Solution 3: agentic audit trails and observability

Because agents execute complex chains of actions, standard application logging is insufficient. Organisations must invest in deep observability.

  • Immutable action logs: Every chain-of-thought of the model, every API call made, and every system response received must be recorded immutably. This ensures that regulators, compliance officers, and auditors can reconstruct the full decision-making process step by step after the fact.

This is not merely a technical best practice, but the only effective way to comply with the transparency and accountability requirements of the regulation — and to be able to debug incorrect behaviour in the future. An AI management system conforming to ISO 42001 embeds this logging discipline in a broader governance structure, so that it does not remain a standalone technical measure.

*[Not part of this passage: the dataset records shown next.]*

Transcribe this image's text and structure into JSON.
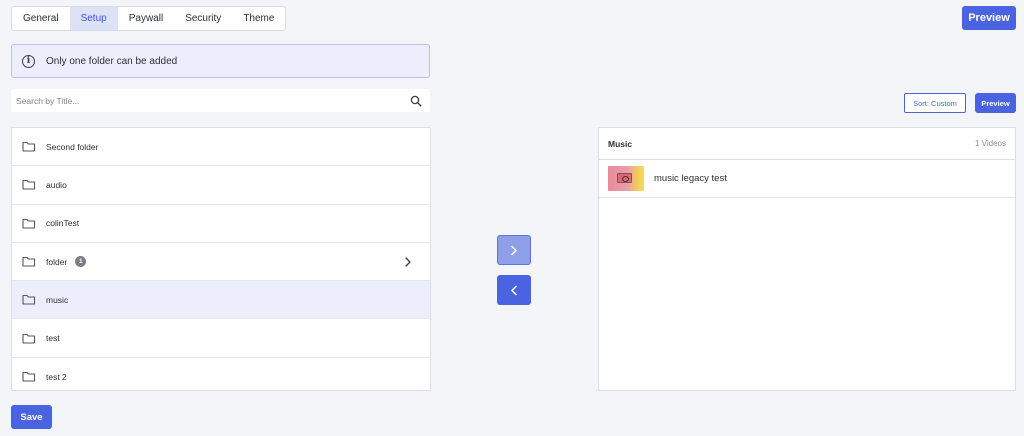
{
  "tabs": [
    {
      "label": "General"
    },
    {
      "label": "Setup"
    },
    {
      "label": "Paywall"
    },
    {
      "label": "Security"
    },
    {
      "label": "Theme"
    }
  ],
  "active_tab": "Setup",
  "header": {
    "preview_label": "Preview"
  },
  "info": {
    "icon": "info-icon",
    "text": "Only one folder can be added"
  },
  "search": {
    "placeholder": "Search by Title...",
    "value": ""
  },
  "toolbar": {
    "sort_label": "Sort: Custom",
    "preview_label": "Preview"
  },
  "folders": [
    {
      "label": "Second folder"
    },
    {
      "label": "audio"
    },
    {
      "label": "colinTest"
    },
    {
      "label": "folder",
      "badge": "1"
    },
    {
      "label": "music"
    },
    {
      "label": "test"
    },
    {
      "label": "test 2"
    }
  ],
  "selected_folder": "music",
  "playlist": {
    "title": "Music",
    "count": "1 Videos",
    "videos": [
      {
        "title": "music legacy test"
      }
    ]
  },
  "footer": {
    "save_label": "Save"
  },
  "colors": {
    "accent": "#4a63e0",
    "selected_bg": "#eceefb"
  }
}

Solution 4: periodic red teaming and stress testing

Because AI agents continuously respond to dynamic environments and external data inputs, a one-time compliance check at go-live is insufficient.

There is a fundamental difference between functional testing (does the agent work as intended?) and adversarial testing (can the agent be deliberately pushed outside its boundaries?). The second category is indispensable for autonomous systems. Conduct controlled attacks in a safe test environment: red teaming.

Agent-specific attack patterns that must be tested include prompt injection via incoming data, tool misuse (exploiting the agent's permissions), and goal hijacking (subverting the agent's objective).

Two principles apply here. First: Red teaming must be independent — not conducted by the same team that built the agent, as that team has blind spots for its own assumptions. Second: It is a continuous process, not a one-time exercise. The NIST AI Risk Management Framework provides a useful structure for organising such tests methodically and repeatably.

Conclusion: autonomy demands tighter frameworks

The shift from static models and passive copilots to AI agents marks the true promise of artificial intelligence for business. The efficiency gains are unprecedented, but delegating executive authority from human to machine demands a fundamentally different and far stricter approach to risk management.

Governance cannot be an administrative afterthought in this era. By combining strict authorisations, realistic human oversight, and irrefutable logs, a framework emerges in which agents can operate safely and effectively. Only organisations that build control by design into the DNA of their autonomous systems will reap the rewards without becoming entangled in unmanageable operational and compliance risks.